La sfiducia e la marginalizzazione di molti giovani, che sono stati i primi a scendere in piazza nel 2010, sono fra le principali cause che hanno portato numerosi ragazzi ad avvicinarsi all’estremismo religioso, per lo più individuale. Per alcuni di essi, questo vuol dire seguire uno stile di vita prettamente legato ai dettami religiosi - i cosiddetti salafiti - mentre per altri significa essere coinvolti in una lotta politica e ideologica contro lo Stato e l’Occidente. Tra questi, si contano circa 3000 tunisini che hanno lasciato il proprio Paese per andare a combattere la jihad in Siria e in Libia, alla ricerca di una risposta ai loro sentimenti di rabbia e delusione. Inoltre, nelle zone di confine con l’Algeria e nelle periferie della capitale, dove le condizioni di vita sono più difficili, si stanno insediando piccole cellule terroristiche associate ad Al-Qaeda nel Maghreb islamico e allo Stato Islamico. Gli attentati terroristici dei primi mesi del 2015 dimostrano come la radicalizzazione si stia diffondendo e come la Tunisia sia troppo vulnerabile davanti a queste minacce. Gli obiettivi dei terroristi non sono stati solo i turisti, ma soprattutto i rappresentanti delle forze dell’ordine, oggetti di numerosi attentati che hanno provocato almeno una cinquantina di vittime. L’instabilità in Libia e il conseguente poco controllo dei confini ha anche creato zone grigie in cui i cittadini si governano da soli e si finanziano attraverso un mercato informale basato sul contrabbando dei beni di prima necessità e soprattutto di armi e carburante. In queste aree sono in aumento la criminalità e i tentativi di infiltrazione terroristica.

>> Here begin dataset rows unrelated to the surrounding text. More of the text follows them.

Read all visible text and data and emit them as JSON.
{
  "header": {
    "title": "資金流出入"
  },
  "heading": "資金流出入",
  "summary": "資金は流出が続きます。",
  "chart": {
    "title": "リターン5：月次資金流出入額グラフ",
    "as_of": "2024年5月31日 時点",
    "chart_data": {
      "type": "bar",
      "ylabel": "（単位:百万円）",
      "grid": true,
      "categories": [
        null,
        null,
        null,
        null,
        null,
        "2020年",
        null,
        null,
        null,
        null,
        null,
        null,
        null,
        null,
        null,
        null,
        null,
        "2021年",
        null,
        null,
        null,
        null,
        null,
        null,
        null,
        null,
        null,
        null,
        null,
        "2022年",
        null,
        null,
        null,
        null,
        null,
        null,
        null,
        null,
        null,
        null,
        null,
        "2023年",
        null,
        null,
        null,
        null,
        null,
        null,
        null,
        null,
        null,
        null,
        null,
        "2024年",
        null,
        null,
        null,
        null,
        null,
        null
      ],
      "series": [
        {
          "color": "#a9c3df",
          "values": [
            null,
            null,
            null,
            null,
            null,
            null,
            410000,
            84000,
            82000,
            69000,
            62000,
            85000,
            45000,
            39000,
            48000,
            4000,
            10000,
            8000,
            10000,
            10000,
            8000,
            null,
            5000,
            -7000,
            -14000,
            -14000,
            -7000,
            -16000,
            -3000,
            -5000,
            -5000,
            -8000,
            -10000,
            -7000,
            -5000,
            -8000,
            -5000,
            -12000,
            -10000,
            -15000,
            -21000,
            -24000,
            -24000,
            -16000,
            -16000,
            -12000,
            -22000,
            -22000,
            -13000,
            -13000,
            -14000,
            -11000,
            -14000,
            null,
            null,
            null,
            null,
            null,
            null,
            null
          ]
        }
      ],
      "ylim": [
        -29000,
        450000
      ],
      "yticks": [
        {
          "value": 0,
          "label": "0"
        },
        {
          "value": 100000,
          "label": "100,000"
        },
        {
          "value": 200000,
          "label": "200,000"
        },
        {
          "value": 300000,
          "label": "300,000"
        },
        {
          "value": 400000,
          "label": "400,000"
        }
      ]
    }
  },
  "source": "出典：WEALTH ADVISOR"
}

L’Unione Europea e gli Stati Uniti sono stati tra i primi a esprimere il proprio sostegno al piccolo Paese africano nella lotta al terrorismo, ma c’è bisogno di un cambio di direzione da parte di chi è al potere. Il popolo non si sente più rappresentato dagli esponenti politici, tra cui sono presenti anche figure legate al vecchio regime. C’è bisogno di un rinnovamento, non solo dei volti ma anche della policy. Sono necessari un nuovo approccio basato su interventi politici, economici e sociali, misure concrete per contrastare la radicalizzazione e politiche di sviluppo mirate e ben pianificate che possano diminuire le disparità interne.

Ci sarà una nuova rivoluzione? Il popolo tunisino è orgoglioso del grande passo compiuto nel 2010, ma è consapevole anche che un’altra rivoluzione potrebbe non essere benevola per il proprio futuro. Sono necessarie risposte forti e celeri da parte del governo, per dare una scossa a un Paese che ha tutte le carte in regola per divenire il primo, e molto probabilmente l’unico, successo della Primavera Araba.